Q | UST sits in the heart of Houston, with close proximity to many resources, including the Texas Medical Center. Are you looking forward to a continued partnership with the TMC?A | This has been a real eye-opener for me to come to this community and learn more about the Texas Medical Center. I am not necessarily a native in the health care field, however my wife is a pharmacist and she has worked for both small and very large health systems in the past. She has a head start on me, of course, in understanding what the Texas Medical Center is and what it does and how the University of St. Thomas can fit within that. We are a relatively new member of the medical center, and I think we are just now scratching the surface of what that relationship means. We will look for ways to engage and to push the envelope of innovation in terms of how academics and health care can work together.

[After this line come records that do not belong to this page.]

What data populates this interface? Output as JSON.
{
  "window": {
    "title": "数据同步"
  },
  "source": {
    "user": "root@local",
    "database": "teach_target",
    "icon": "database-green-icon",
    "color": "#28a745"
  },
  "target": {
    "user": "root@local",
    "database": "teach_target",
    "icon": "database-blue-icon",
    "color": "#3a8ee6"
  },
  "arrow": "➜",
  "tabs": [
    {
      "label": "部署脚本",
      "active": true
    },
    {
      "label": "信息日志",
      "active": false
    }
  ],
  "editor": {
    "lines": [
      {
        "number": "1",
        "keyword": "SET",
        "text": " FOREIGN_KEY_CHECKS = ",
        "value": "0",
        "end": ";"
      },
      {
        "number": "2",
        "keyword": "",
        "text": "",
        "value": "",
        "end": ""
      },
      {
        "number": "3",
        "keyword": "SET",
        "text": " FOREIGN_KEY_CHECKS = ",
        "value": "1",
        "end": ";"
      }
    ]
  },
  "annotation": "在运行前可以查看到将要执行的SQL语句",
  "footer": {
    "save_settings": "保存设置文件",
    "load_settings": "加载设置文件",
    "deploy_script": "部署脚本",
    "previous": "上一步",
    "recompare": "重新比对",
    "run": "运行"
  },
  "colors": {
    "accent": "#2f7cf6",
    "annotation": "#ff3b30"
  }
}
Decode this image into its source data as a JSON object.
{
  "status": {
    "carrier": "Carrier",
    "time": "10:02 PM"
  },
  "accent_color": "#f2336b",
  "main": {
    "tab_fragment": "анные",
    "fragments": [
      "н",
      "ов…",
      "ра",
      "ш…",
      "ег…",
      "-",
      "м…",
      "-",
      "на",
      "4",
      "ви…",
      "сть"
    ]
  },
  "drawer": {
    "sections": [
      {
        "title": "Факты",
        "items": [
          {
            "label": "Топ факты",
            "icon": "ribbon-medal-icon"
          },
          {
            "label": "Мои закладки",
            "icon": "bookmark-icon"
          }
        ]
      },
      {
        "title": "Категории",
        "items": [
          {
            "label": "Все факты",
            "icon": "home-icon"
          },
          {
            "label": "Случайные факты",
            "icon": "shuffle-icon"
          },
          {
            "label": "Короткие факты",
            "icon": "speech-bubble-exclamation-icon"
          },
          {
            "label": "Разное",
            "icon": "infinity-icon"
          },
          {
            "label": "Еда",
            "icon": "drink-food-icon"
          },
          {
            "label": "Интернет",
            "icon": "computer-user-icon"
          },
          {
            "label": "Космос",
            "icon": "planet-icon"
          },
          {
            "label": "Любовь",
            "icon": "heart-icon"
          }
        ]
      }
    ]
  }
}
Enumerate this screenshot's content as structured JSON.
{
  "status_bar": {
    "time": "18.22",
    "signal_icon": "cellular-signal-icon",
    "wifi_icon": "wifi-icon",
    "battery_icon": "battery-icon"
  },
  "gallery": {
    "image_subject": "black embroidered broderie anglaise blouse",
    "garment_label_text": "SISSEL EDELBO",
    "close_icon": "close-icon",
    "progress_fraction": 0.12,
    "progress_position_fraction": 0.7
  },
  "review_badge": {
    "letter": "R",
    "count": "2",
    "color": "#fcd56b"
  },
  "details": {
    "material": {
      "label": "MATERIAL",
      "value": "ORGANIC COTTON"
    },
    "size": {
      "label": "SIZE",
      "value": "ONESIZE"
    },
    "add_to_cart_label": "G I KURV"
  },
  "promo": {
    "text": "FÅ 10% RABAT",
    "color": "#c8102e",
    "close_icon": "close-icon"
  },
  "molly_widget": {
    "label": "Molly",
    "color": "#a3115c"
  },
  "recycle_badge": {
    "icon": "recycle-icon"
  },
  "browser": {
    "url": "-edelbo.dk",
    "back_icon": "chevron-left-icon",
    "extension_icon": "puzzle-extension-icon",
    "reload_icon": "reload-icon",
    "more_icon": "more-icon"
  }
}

Q | You and your wife, Melynda, have two children. Where are they now?
A | We have our daughter, Christiana, she is in Indianapolis, and her husband, Michael. They have two children, Gabriel and Pia, so we are grandparents and we are very excited about that. Our son, Richie, is currently in Indianapolis, but he has taken a new job at a consulting firm in south Florida.
Q | You are the ninth president of UST. What are the biggest challenges that have arisen since you started in July?
A | You always have surprises and challenges that come along daily. One day it might be meeting the new freshman class and shaking all of their hands, and the next day it might be talking to people about how the new costume for our mascot, Lenny the Lion, might look. Then you have some that are sad and very challenging. I certainly didn’t expect that something called ‘Harvey’ would strike our city, but it did. People are suffering, including some of our own students, faculty and staff at UST. But the incredible compassion and spirit of resilience I’ve witnessed at UST and across the region is truly extraordinary. Something like this requires a community response, and our campus community is responding, not only with action, but with care and love. We’ve dubbed it #CeltCare, and it’s a multi-disciplinary approach to assessing needs and helping those who were adversely impacted by Harvey. We’re speaking to each student, faculty and staff member individually, and if they need help, we’re doing all we can to act quickly and provide assistance. Thankfully, generous donors and volunteers are stepping up to help us, and that help comes in different forms, from financial assistance with tuition, books and other school-related expenses, to flexible scheduling, carpools, counseling and opportunities for community fellowship. The goal is to keep our students in school, because I really believe that the education we offer makes our graduates hurricane-proof, in a sense. It will empower them financially, emotionally and spiritually to handle life’s challenges—even ones like Harvey. You just never know what the day will present, but we have the confidence and the faith to know that the Lord works good for all those who love Him, and we do.
Richard L. Ludwick, J.D., D.Ed., was interviewed by Pulse reporter Britni N. Riley. This interview has been edited for clarity and length.